Nice job Spooky1! It's great to know it can be done with the little $3 motor, too. The dayton motor that runs mine can be heard all over the house. It gets kinda annoying after 5 years


----------



## PirateLady (Jul 23, 2010)

Great Job!!!!


----------



## morbidmike (Sep 11, 2009)

awesome looking Spooky1 I totally did the black light well done


----------



## weaz (Sep 11, 2010)

I really like the look of the fingers. It gives it an even creepier look than I've seen before.


----------



## Bethene (Jan 19, 2008)

looking good, I need to get finishing mine too!,


----------



## IMU (Apr 8, 2009)

Very cool FCG!


----------



## fick209 (Aug 31, 2009)

Awesome FCG! Now if you just hand it over to me, I can cross that project off of my list for this year


----------



## Spooky1 (Aug 25, 2008)

fick209 said:


> Awesome FCG! Now if you just hand it over to me, I can cross that project off of my list for this year


I don't think it would fit in your luggage when you visit.


----------



## Dark Angel 27 (Sep 11, 2008)

:lolkin: It looks just awesome! The dye really made a huge difference! But then, I expect nothing less from masters like you and roxy!


----------



## phil121 (Sep 14, 2010)

Awesome job on the fcg spooky1, Your right about the whitener it really does make a difference.

Awesome job once again.


----------



## heresjohnny (Feb 15, 2006)

Dark Angel 27 said:


> :lolkin: It looks just awesome! The dye really made a huge difference! But then, I expect nothing less from masters like you and roxy!

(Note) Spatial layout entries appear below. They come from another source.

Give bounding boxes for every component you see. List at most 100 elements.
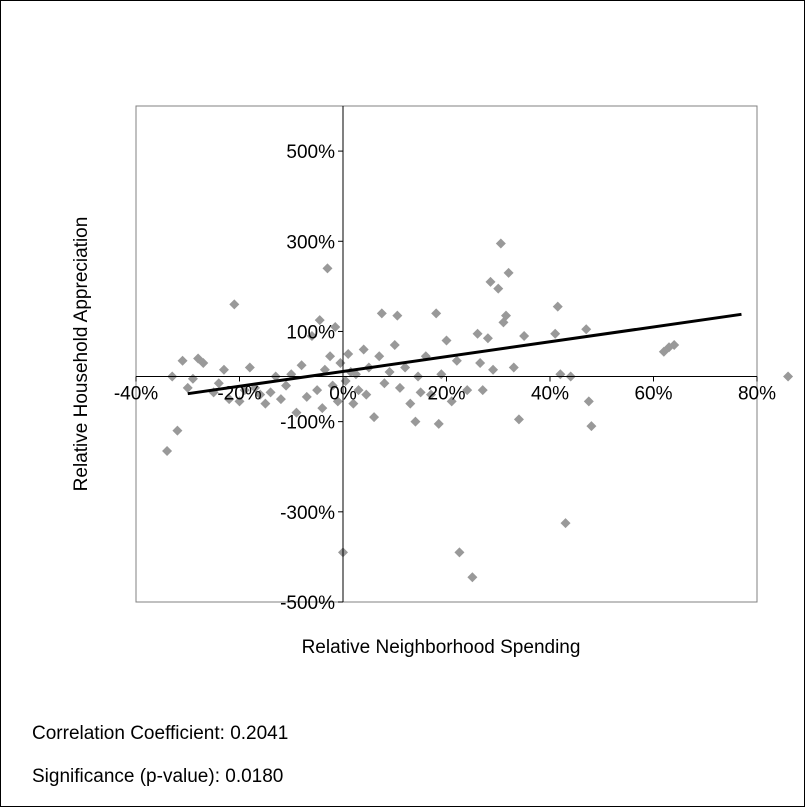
data-point bbox=[467, 572, 478, 583]
significance-p-value: Significance (p-value): 0.0180 bbox=[32, 766, 284, 787]
data-point bbox=[400, 362, 411, 373]
data-point bbox=[503, 267, 514, 278]
data-point bbox=[281, 380, 292, 391]
data-point bbox=[322, 263, 333, 274]
data-point bbox=[410, 416, 421, 427]
y-tick-label: 100% bbox=[286, 322, 335, 343]
data-point bbox=[485, 276, 496, 287]
data-point bbox=[519, 330, 530, 341]
data-point bbox=[508, 362, 519, 373]
data-point bbox=[229, 299, 240, 310]
data-point bbox=[239, 385, 250, 396]
y-axis-title: Relative Household Appreciation bbox=[71, 217, 92, 492]
y-tick-label: -500% bbox=[280, 593, 335, 614]
data-point bbox=[405, 398, 416, 409]
data-point bbox=[475, 358, 486, 369]
data-point bbox=[332, 396, 343, 407]
data-point bbox=[301, 391, 312, 402]
data-point bbox=[343, 349, 354, 359]
data-point bbox=[260, 398, 271, 409]
data-point bbox=[669, 339, 680, 350]
data-point bbox=[291, 407, 302, 418]
axes-layer bbox=[135, 106, 758, 603]
trend-line bbox=[187, 312, 742, 396]
data-point bbox=[325, 351, 336, 362]
plot-area bbox=[135, 105, 758, 603]
data-point bbox=[384, 367, 395, 378]
y-tick-label: 300% bbox=[286, 232, 335, 253]
x-tick-label: 20% bbox=[427, 384, 465, 405]
correlation-coefficient: Correlation Coefficient: 0.2041 bbox=[32, 723, 289, 744]
data-point bbox=[234, 396, 245, 407]
data-point bbox=[218, 364, 229, 375]
data-point bbox=[374, 351, 385, 362]
labels-layer: -500% -300% -100% 100% 300% 500% -40% -20% 0% 20%… bbox=[71, 142, 776, 658]
data-point bbox=[394, 382, 405, 393]
y-tick-label: -300% bbox=[280, 503, 335, 524]
x-tick-label: -40% bbox=[114, 384, 158, 405]
data-point bbox=[495, 238, 506, 249]
data-point bbox=[312, 385, 323, 396]
x-tick-label: 0% bbox=[329, 384, 357, 405]
data-point bbox=[330, 321, 341, 332]
data-point bbox=[472, 328, 483, 339]
data-point bbox=[441, 335, 452, 346]
data-point bbox=[353, 385, 364, 396]
data-point bbox=[783, 371, 794, 382]
data-point bbox=[586, 421, 597, 432]
x-axis-title: Relative Neighborhood Spending bbox=[302, 637, 581, 658]
data-point bbox=[265, 387, 276, 398]
data-point bbox=[379, 378, 390, 389]
data-point bbox=[327, 380, 338, 391]
data-point bbox=[213, 378, 224, 389]
data-point bbox=[198, 358, 209, 369]
data-point bbox=[451, 355, 462, 366]
data-point bbox=[415, 387, 426, 398]
data-point bbox=[306, 330, 317, 341]
data-point bbox=[392, 310, 403, 321]
data-point bbox=[425, 389, 436, 400]
data-point bbox=[358, 344, 369, 355]
data-point bbox=[493, 283, 504, 294]
x-tick-label: 60% bbox=[634, 384, 672, 405]
data-point bbox=[488, 364, 499, 375]
data-point bbox=[182, 382, 193, 393]
x-tick-label: 80% bbox=[738, 384, 776, 405]
x-tick-label: 40% bbox=[531, 384, 569, 405]
data-point bbox=[369, 412, 380, 423]
y-tick-label: 500% bbox=[286, 142, 335, 163]
data-point bbox=[454, 547, 465, 558]
data-point bbox=[560, 518, 571, 529]
data-point bbox=[348, 398, 359, 409]
data-point bbox=[462, 385, 473, 396]
data-point bbox=[296, 360, 307, 371]
data-point bbox=[177, 355, 188, 366]
data-point bbox=[275, 394, 286, 405]
data-point bbox=[550, 328, 561, 339]
marks-layer bbox=[162, 238, 794, 583]
data-point bbox=[389, 339, 400, 350]
data-point bbox=[431, 308, 442, 319]
data-point bbox=[244, 362, 255, 373]
data-point bbox=[224, 394, 235, 405]
data-point bbox=[446, 396, 457, 407]
data-point bbox=[501, 310, 512, 321]
data-point bbox=[162, 445, 173, 456]
data-point bbox=[376, 308, 387, 319]
data-point bbox=[581, 324, 592, 335]
data-point bbox=[314, 315, 325, 326]
data-point bbox=[361, 389, 372, 400]
data-point bbox=[583, 396, 594, 407]
data-point bbox=[552, 301, 563, 312]
data-point bbox=[317, 403, 328, 414]
data-point bbox=[513, 414, 524, 425]
x-tick-label: -20% bbox=[217, 384, 261, 405]
data-point bbox=[433, 418, 444, 429]
scatter-chart: -500% -300% -100% 100% 300% 500% -40% -20% 0% 20%… bbox=[71, 105, 794, 658]
data-point bbox=[255, 389, 266, 400]
y-tick-label: -100% bbox=[280, 413, 335, 434]
data-point bbox=[172, 425, 183, 436]
data-point bbox=[477, 385, 488, 396]
data-point bbox=[482, 333, 493, 344]
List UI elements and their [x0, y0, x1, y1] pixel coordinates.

FYI you need to use RIT whitner, not ROT dye.


----------



## hpropman (Jul 27, 2008)

great job spooky1!


----------



## Spooky1 (Aug 25, 2008)

Finally put the FCG in a bedroom window for Halloween.

DSC02937 by https://www.flickr.com/photos/[email protected]/

Video:

MOV02941 by https://www.flickr.com/photos/[email protected]/


----------



## RoxyBlue (Oct 6, 2008)

The lit eyes on this guy remind me of the Morlocks from the original Time Machine movie


----------



## hpropman (Jul 27, 2008)

Hey that a good looking FCG great movement.


----------



## Spooklights (Jul 4, 2006)

Now that's creepy. I like it!


----------



## spidermonkey (Jul 29, 2008)

Looks great. 

Inspires me to finish mine.


----------



## Glyphen2010 (Aug 30, 2010)

nice professional undertaking of a classic!


----------



## beelce (Jul 21, 2007)

Oh yes Spooky....Nice job


----------



## Spooky1 (Aug 25, 2008)

Had the line to the head break last night. Guess I'll be fixing that tonight when I get home from work. Maybe I'll add a little Vaseline to the eye bolt (someone here on the forum mentioned that in a thread somewhere), to see if that cuts down the friction.

Edit: The line to the head broke a second time on me. I'm now using a pulley for the line to the head. It made it through Halloween night with no more problems.


----------



## punkin (Oct 28, 2010)

That is great! I'm adding that to my list of winter projects


----------